Dans l’attente de la descente du Saint Esprit !

L’Ascension du Christ a marqué la fin des expériences pascales pour ses disciples.

Le Christ ressuscité est retourné « vers son Père et notre Père (cf. Jn 20, 17).

Quelle belle et bonne nouvelle, disait saint Grégoire de Nysse (évêque, † 394) !
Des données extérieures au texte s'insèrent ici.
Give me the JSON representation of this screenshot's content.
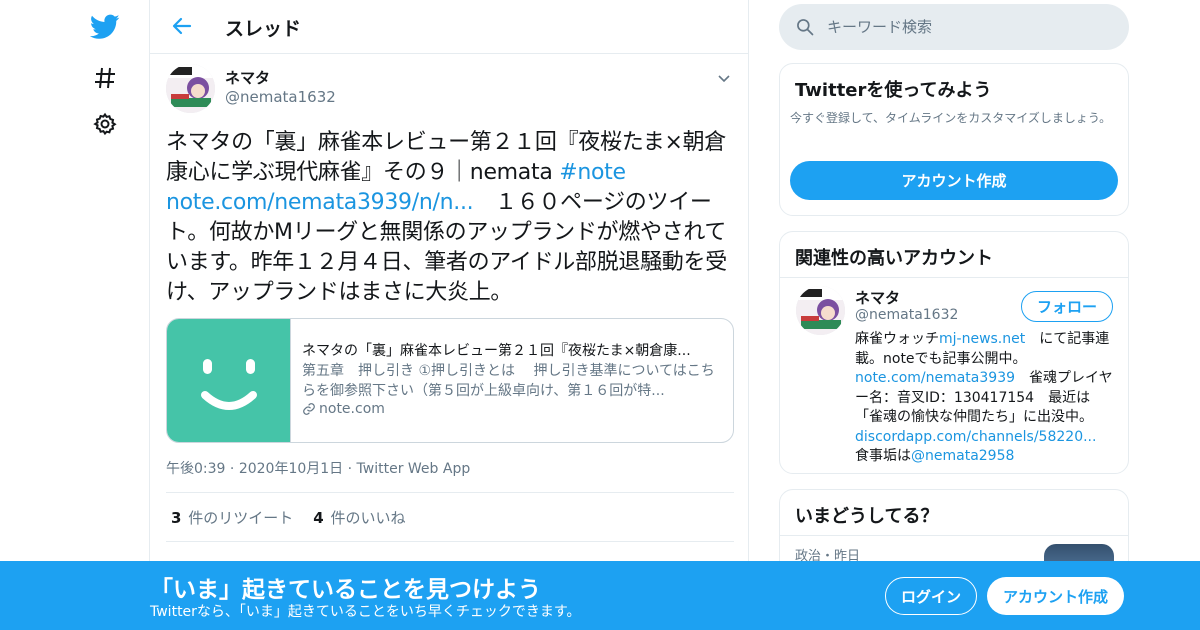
{
  "header": {
    "title": "スレッド"
  },
  "tweet": {
    "name": "ネマタ",
    "handle": "@nemata1632",
    "text_part1": "ネマタの「裏」麻雀本レビュー第２１回『夜桜たま×朝倉康心に学ぶ現代麻雀』その９｜nemata ",
    "hashtag": "#note",
    "url": "note.com/nemata3939/n/n...",
    "text_part2": "　１６０ページのツイート。何故かMリーグと無関係のアップランドが燃やされています。昨年１２月４日、筆者のアイドル部脱退騒動を受け、アップランドはまさに大炎上。",
    "card": {
      "title": "ネマタの「裏」麻雀本レビュー第２１回『夜桜たま×朝倉康...",
      "description": "第五章　押し引き ①押し引きとは　 押し引き基準についてはこちらを御参照下さい（第５回が上級卓向け、第１６回が特...",
      "domain": "note.com"
    },
    "time": "午後0:39",
    "date": "2020年10月1日",
    "source": "Twitter Web App",
    "retweets_count": "3",
    "retweets_label": "件のリツイート",
    "likes_count": "4",
    "likes_label": "件のいいね"
  },
  "search": {
    "placeholder": "キーワード検索"
  },
  "signup_panel": {
    "title": "Twitterを使ってみよう",
    "subtitle": "今すぐ登録して、タイムラインをカスタマイズしましょう。",
    "button": "アカウント作成"
  },
  "related_panel": {
    "title": "関連性の高いアカウント",
    "account": {
      "name": "ネマタ",
      "handle": "@nemata1632",
      "follow_label": "フォロー",
      "bio_1": "麻雀ウォッチ",
      "bio_link1": "mj-news.net",
      "bio_2": "　にて記事連載。noteでも記事公開中。",
      "bio_link2": "note.com/nemata3939",
      "bio_3": "　雀魂プレイヤー名：音叉ID：130417154　最近は「雀魂の愉快な仲間たち」に出没中。",
      "bio_link3": "discordapp.com/channels/58220...",
      "bio_4": "　食事垢は",
      "bio_link4": "@nemata2958"
    }
  },
  "trends_panel": {
    "title": "いまどうしてる？",
    "meta": "政治・昨日"
  },
  "banner": {
    "title": "「いま」起きていることを見つけよう",
    "subtitle": "Twitterなら、「いま」起きていることをいち早くチェックできます。",
    "login": "ログイン",
    "signup": "アカウント作成"
  },
  "colors": {
    "brand": "#1da1f2",
    "link": "#1b95e0",
    "muted": "#657786",
    "card_image": "#45c4a8"
  }
}
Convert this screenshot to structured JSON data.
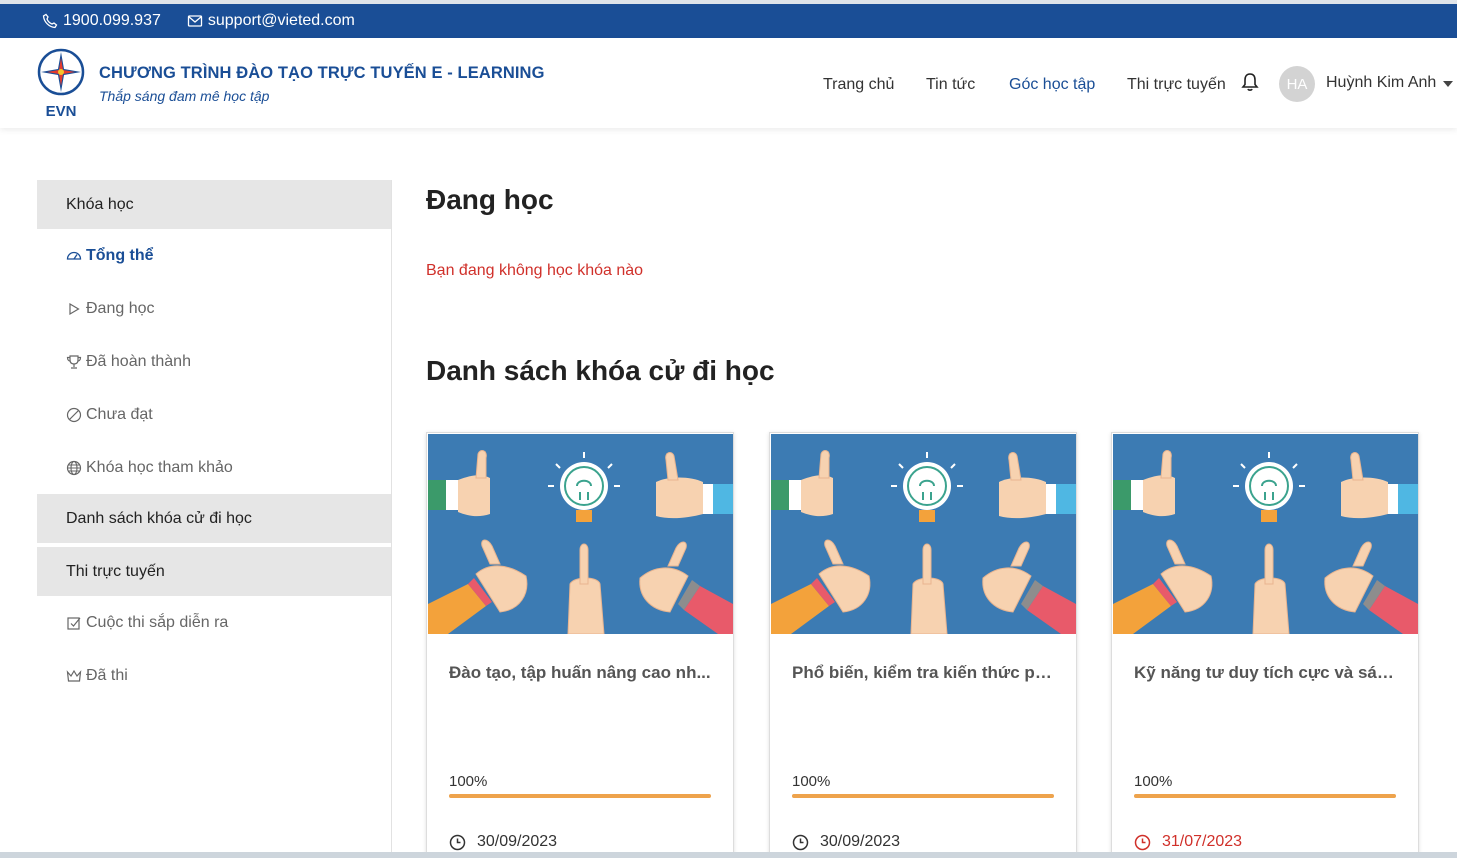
{
  "topbar": {
    "phone": "1900.099.937",
    "email": "support@vieted.com"
  },
  "brand": {
    "logo_text": "EVN",
    "title": "CHƯƠNG TRÌNH ĐÀO TẠO TRỰC TUYẾN E - LEARNING",
    "slogan": "Thắp sáng đam mê học tập"
  },
  "nav": {
    "items": [
      "Trang chủ",
      "Tin tức",
      "Góc học tập",
      "Thi trực tuyến"
    ],
    "active": "Góc học tập"
  },
  "user": {
    "initials": "HA",
    "name": "Huỳnh Kim Anh"
  },
  "sidebar": {
    "sections": [
      {
        "title": "Khóa học",
        "items": [
          {
            "label": "Tổng thể",
            "icon": "dashboard-icon",
            "active": true
          },
          {
            "label": "Đang học",
            "icon": "play-icon"
          },
          {
            "label": "Đã hoàn thành",
            "icon": "trophy-icon"
          },
          {
            "label": "Chưa đạt",
            "icon": "ban-icon"
          },
          {
            "label": "Khóa học tham khảo",
            "icon": "globe-icon"
          }
        ]
      },
      {
        "title": "Danh sách khóa cử đi học",
        "items": []
      },
      {
        "title": "Thi trực tuyến",
        "items": [
          {
            "label": "Cuộc thi sắp diễn ra",
            "icon": "checkbox-icon"
          },
          {
            "label": "Đã thi",
            "icon": "crown-icon"
          }
        ]
      }
    ]
  },
  "main": {
    "learning_title": "Đang học",
    "learning_empty": "Bạn đang không học khóa nào",
    "assigned_title": "Danh sách khóa cử đi học",
    "courses": [
      {
        "title": "Đào tạo, tập huấn nâng cao nh...",
        "progress_label": "100%",
        "progress": 1.0,
        "date": "30/09/2023",
        "overdue": false
      },
      {
        "title": "Phổ biến, kiểm tra kiến thức ph...",
        "progress_label": "100%",
        "progress": 1.0,
        "date": "30/09/2023",
        "overdue": false
      },
      {
        "title": "Kỹ năng tư duy tích cực và sán...",
        "progress_label": "100%",
        "progress": 1.0,
        "date": "31/07/2023",
        "overdue": true
      }
    ]
  },
  "colors": {
    "primary": "#1a4e96",
    "accent": "#eea34c",
    "danger": "#d0302a",
    "thumb_bg": "#3c7bb3"
  }
}
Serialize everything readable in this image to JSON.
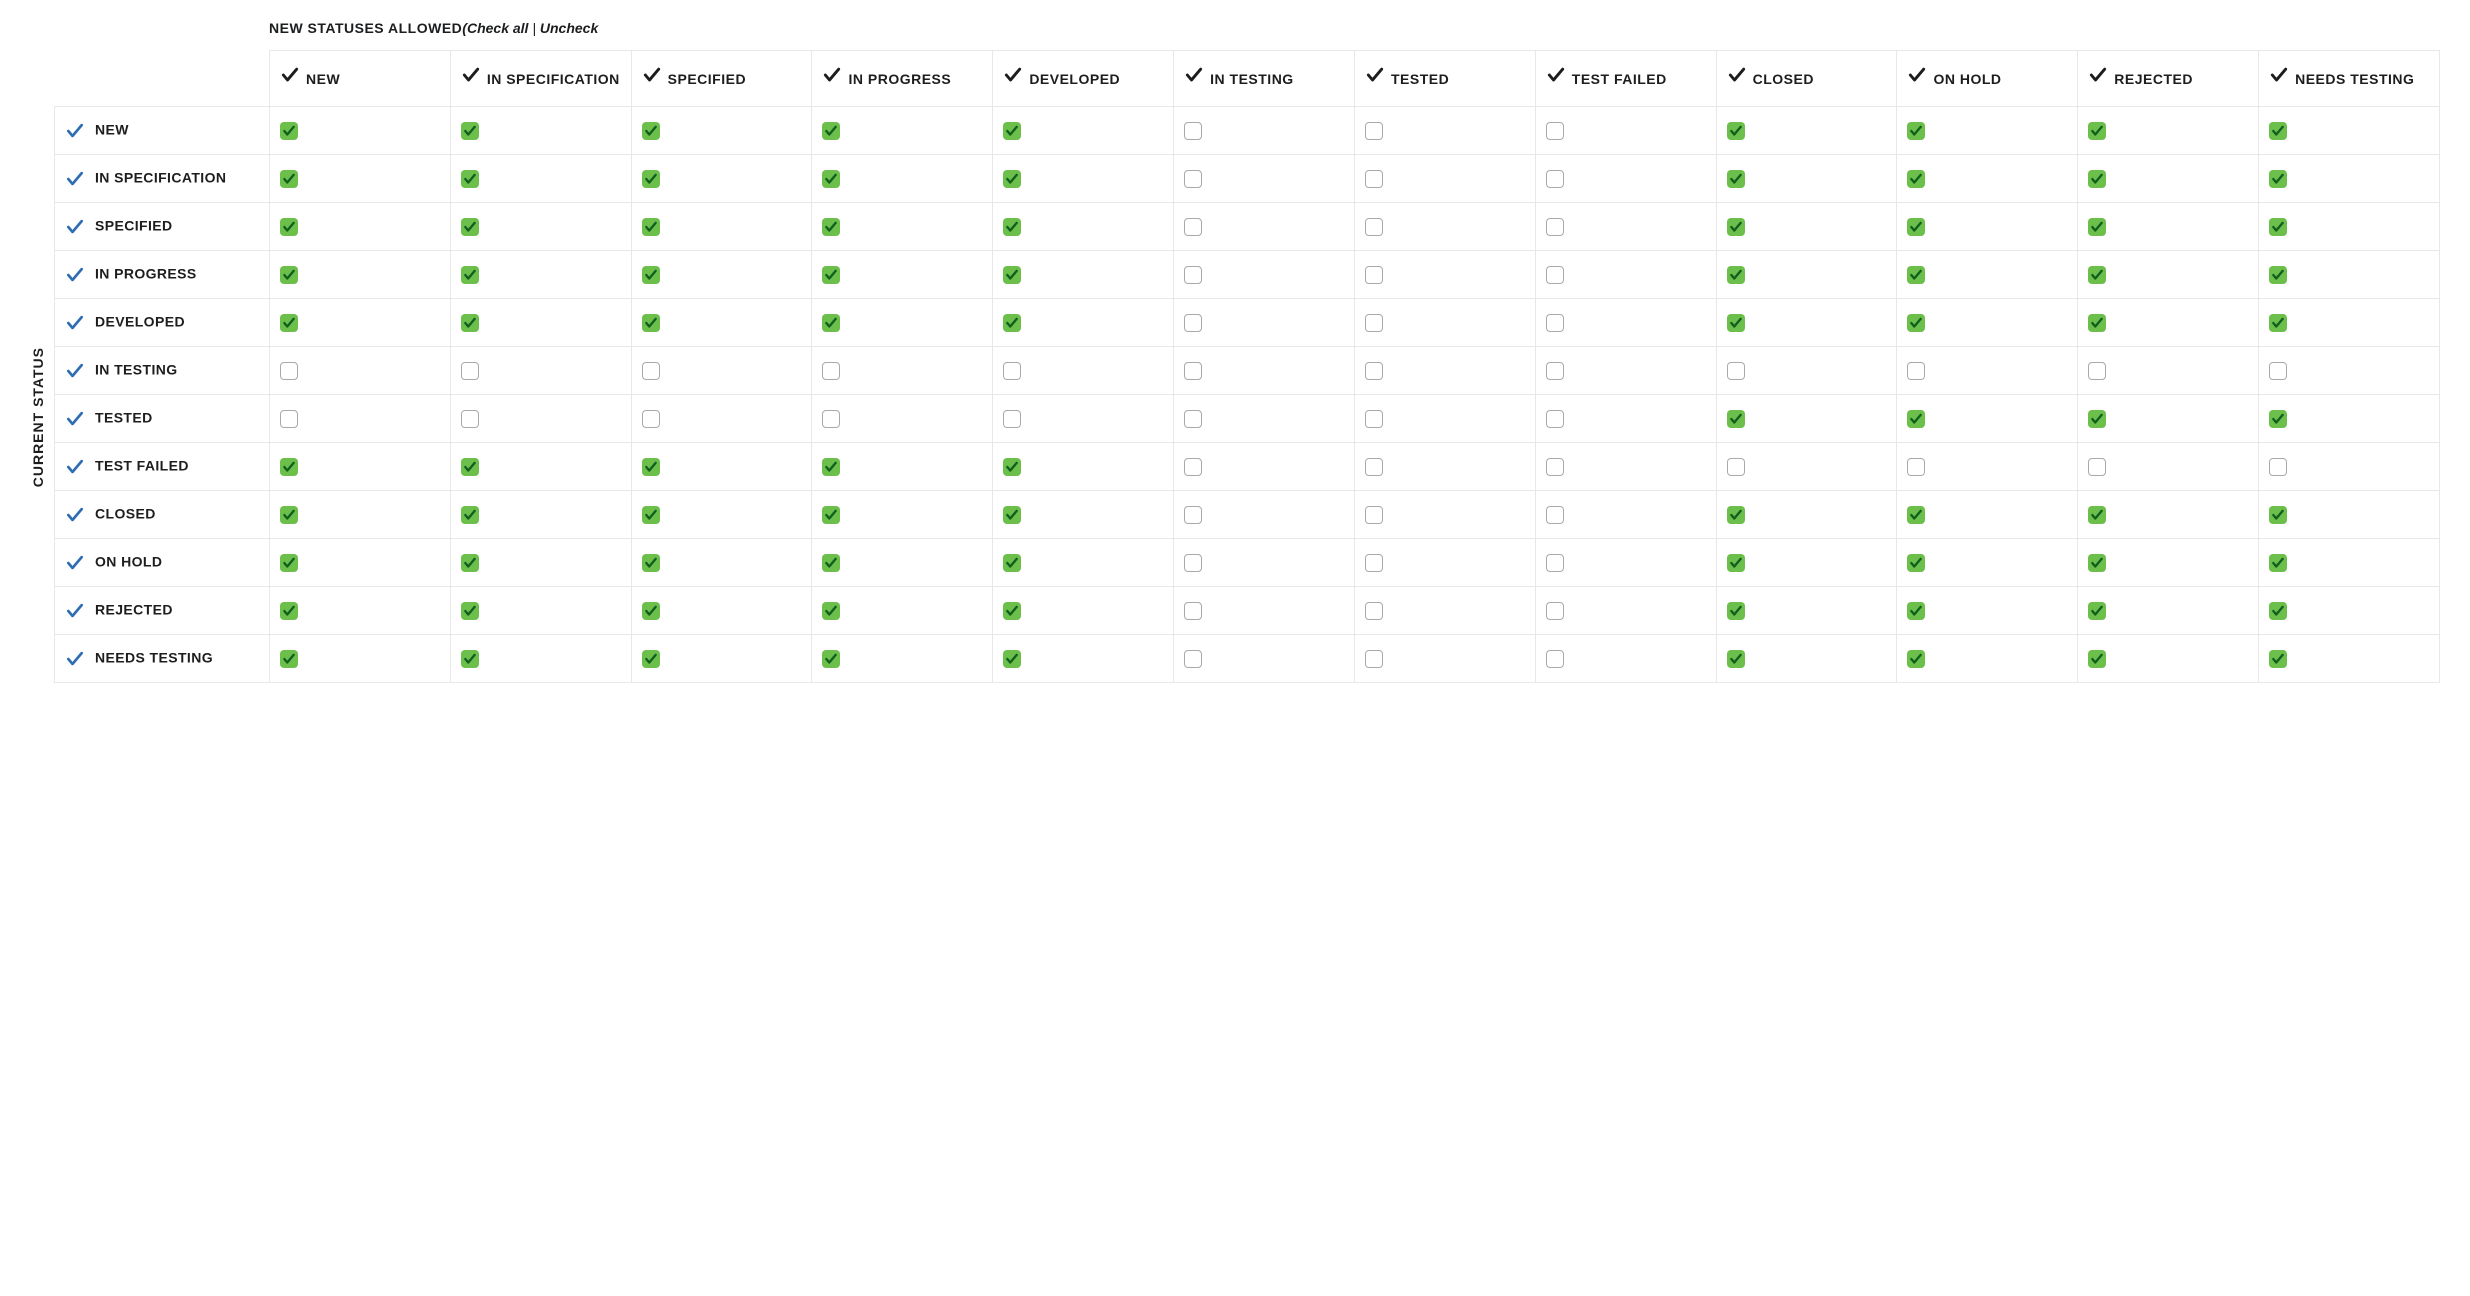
{
  "header": {
    "title": "NEW STATUSES ALLOWED",
    "check_all_label": "Check all",
    "uncheck_label": "Uncheck"
  },
  "side_label": "CURRENT STATUS",
  "columns": [
    "NEW",
    "IN SPECIFICATION",
    "SPECIFIED",
    "IN PROGRESS",
    "DEVELOPED",
    "IN TESTING",
    "TESTED",
    "TEST FAILED",
    "CLOSED",
    "ON HOLD",
    "REJECTED",
    "NEEDS TESTING"
  ],
  "rows": [
    {
      "label": "NEW",
      "cells": [
        true,
        true,
        true,
        true,
        true,
        false,
        false,
        false,
        true,
        true,
        true,
        true
      ]
    },
    {
      "label": "IN SPECIFICATION",
      "cells": [
        true,
        true,
        true,
        true,
        true,
        false,
        false,
        false,
        true,
        true,
        true,
        true
      ]
    },
    {
      "label": "SPECIFIED",
      "cells": [
        true,
        true,
        true,
        true,
        true,
        false,
        false,
        false,
        true,
        true,
        true,
        true
      ]
    },
    {
      "label": "IN PROGRESS",
      "cells": [
        true,
        true,
        true,
        true,
        true,
        false,
        false,
        false,
        true,
        true,
        true,
        true
      ]
    },
    {
      "label": "DEVELOPED",
      "cells": [
        true,
        true,
        true,
        true,
        true,
        false,
        false,
        false,
        true,
        true,
        true,
        true
      ]
    },
    {
      "label": "IN TESTING",
      "cells": [
        false,
        false,
        false,
        false,
        false,
        false,
        false,
        false,
        false,
        false,
        false,
        false
      ]
    },
    {
      "label": "TESTED",
      "cells": [
        false,
        false,
        false,
        false,
        false,
        false,
        false,
        false,
        true,
        true,
        true,
        true
      ]
    },
    {
      "label": "TEST FAILED",
      "cells": [
        true,
        true,
        true,
        true,
        true,
        false,
        false,
        false,
        false,
        false,
        false,
        false
      ]
    },
    {
      "label": "CLOSED",
      "cells": [
        true,
        true,
        true,
        true,
        true,
        false,
        false,
        false,
        true,
        true,
        true,
        true
      ]
    },
    {
      "label": "ON HOLD",
      "cells": [
        true,
        true,
        true,
        true,
        true,
        false,
        false,
        false,
        true,
        true,
        true,
        true
      ]
    },
    {
      "label": "REJECTED",
      "cells": [
        true,
        true,
        true,
        true,
        true,
        false,
        false,
        false,
        true,
        true,
        true,
        true
      ]
    },
    {
      "label": "NEEDS TESTING",
      "cells": [
        true,
        true,
        true,
        true,
        true,
        false,
        false,
        false,
        true,
        true,
        true,
        true
      ]
    }
  ]
}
« Celui qui, pour nous, est devenu comme nous, a voulu, par suite de son unité de nature avec nous, faire de nous ses frères. C’est pourquoi il fait monter sa propre humanité auprès du Père véritable afin d’attirer par lui
tous ceux de sa race »

(GRÉGOIRE DE NYSSE, Homélie pascale, I, Leiden, 1967).

 

Ce départ de Jésus revêt donc une importance capitale pour lui, parce que « élevé de terre, Jésus attirera tous les hommes à lui »

 

(Jn 12,32) ;

ce départ est aussi important pour ses disciples, qui sont appelés à contempler sa gloire (Jn 17, 24) et à recevoir la vie éternelle (Jn 17, 2).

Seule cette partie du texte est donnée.